Behavior: It didn't search for a solution; it built one.
It generated a target binary string of length 20 first. It sliced that string into top/bottom pairs (Domino A = length 4/2, Domino B = length 7/8, etc.) to ensure they would mathematically align.
Verdict: It demonstrated O(1) insight. It understood that if you design the lock, you already have the key.

Claude 4.5 (The "Heuristic Simplifier")

Strategy: Pattern Matching.
Behavior: It sought the path of least resistance. Instead of complex code or complex slicing, it looked for a simple arithmetic rhythm (e.g., a repeating pattern where Tile A adds +1 length and Tile B adds -1 length) to satisfy the constraint.
Verdict: It solved it by finding a "lazy but smart" heuristic. It prioritized minimizing cognitive load over complexity.

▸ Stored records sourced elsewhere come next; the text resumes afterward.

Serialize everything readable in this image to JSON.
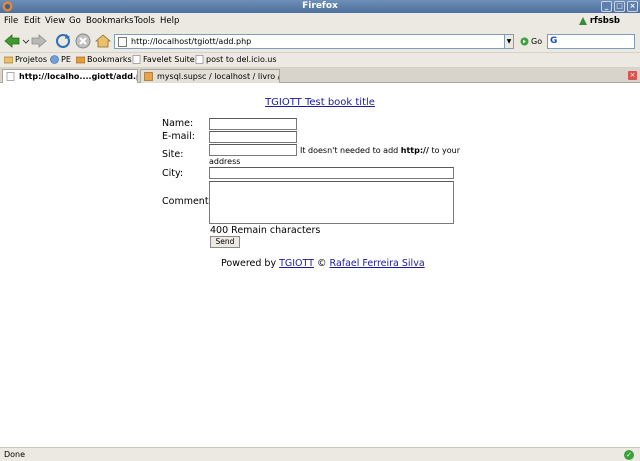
{
  "window": {
    "title": "Firefox"
  },
  "menu": {
    "items": [
      "File",
      "Edit",
      "View",
      "Go",
      "Bookmarks",
      "Tools",
      "Help"
    ],
    "user": "rfsbsb"
  },
  "nav": {
    "url": "http://localhost/tgiott/add.php",
    "go_label": "Go",
    "search_value": ""
  },
  "bookmarks": [
    "Projetos",
    "PE",
    "Bookmarks",
    "Favelet Suite",
    "post to del.icio.us"
  ],
  "tabs": [
    {
      "label": "http://localho....giott/add.php",
      "active": true
    },
    {
      "label": "mysql.supsc / localhost / livro  /  |...",
      "active": false
    }
  ],
  "page": {
    "title": "TGIOTT Test book title",
    "form": {
      "name_label": "Name:",
      "email_label": "E-mail:",
      "site_label": "Site:",
      "site_hint_pre": "It doesn't needed to add",
      "site_hint_bold": "http://",
      "site_hint_post": "to your",
      "site_hint_line2": "address",
      "city_label": "City:",
      "comment_label": "Comment:",
      "remain": "400 Remain characters",
      "send_label": "Send"
    },
    "footer": {
      "powered": "Powered by",
      "link1": "TGIOTT",
      "copy": "©",
      "link2": "Rafael Ferreira Silva"
    }
  },
  "status": {
    "text": "Done"
  },
  "colors": {
    "link": "#1a1aa6",
    "titlebar": "#5a7aa8"
  }
}
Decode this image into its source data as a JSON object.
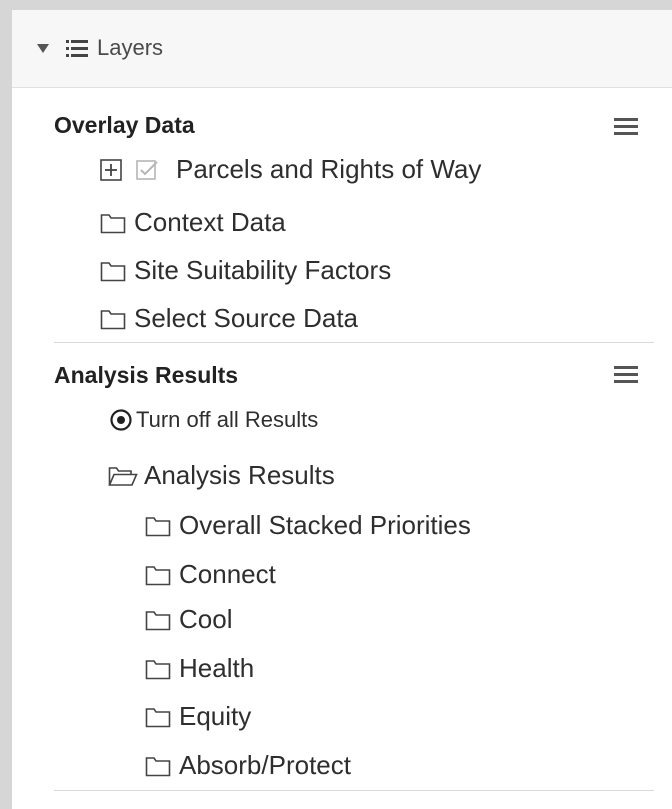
{
  "header": {
    "title": "Layers",
    "caret_icon": "caret-down-icon",
    "list_icon": "list-icon"
  },
  "overlay": {
    "title": "Overlay Data",
    "menu_icon": "hamburger-menu-icon",
    "items": [
      {
        "label": "Parcels and Rights of Way",
        "icon": "expand-plus-icon",
        "checked": true
      },
      {
        "label": "Context Data",
        "icon": "folder-icon"
      },
      {
        "label": "Site Suitability Factors",
        "icon": "folder-icon"
      },
      {
        "label": "Select Source Data",
        "icon": "folder-icon"
      }
    ]
  },
  "analysis": {
    "title": "Analysis Results",
    "menu_icon": "hamburger-menu-icon",
    "turn_off_label": "Turn off all Results",
    "folder_label": "Analysis Results",
    "subitems": [
      {
        "label": "Overall Stacked Priorities"
      },
      {
        "label": "Connect"
      },
      {
        "label": "Cool"
      },
      {
        "label": "Health"
      },
      {
        "label": "Equity"
      },
      {
        "label": "Absorb/Protect"
      }
    ]
  }
}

Most Open Source Thinking Models:

Strategy: Inefficient Brute Force.
Behavior: They tried to brute force the problem - it would propose a set of tiles, manually concatenate the strings, realize they didn't match or meet the string length requirement, and then retry with a new set of tiles.
Verdict: This highlighted a "Cognitive Efficiency" issue. I was paying (in wait time) for the model to just guess and hide that it was thinking.

DeepSeek 3.2 Speciale (The "Churner")

Strategy: Inefficient Brute Force but with maths.
Behavior: It tried to brute force the problem but somewhere in the middle it wasted massive amounts of tokens doing the math on why the bad guesses where bad (diophantine equations can help you prove why some domino examples would never lead to a solution) then continued to brute force. It just used the maths it did in the middle to "brute force better".
Verdict: This highlighted a similar "Cognitive Efficiency" issue - waiting for the model to guess but it did maths I guess.

The Conclusion: "Undecidability" as a Benchmark

This experiment suggests that "Reasoning" is a misleading umbrella term.
If the real world is mostly "undecidable", then the "Architect" approach (designing for safety) is fundamentally superior to the "Brute Force" approach (writing code and fuzz-testing it until it works).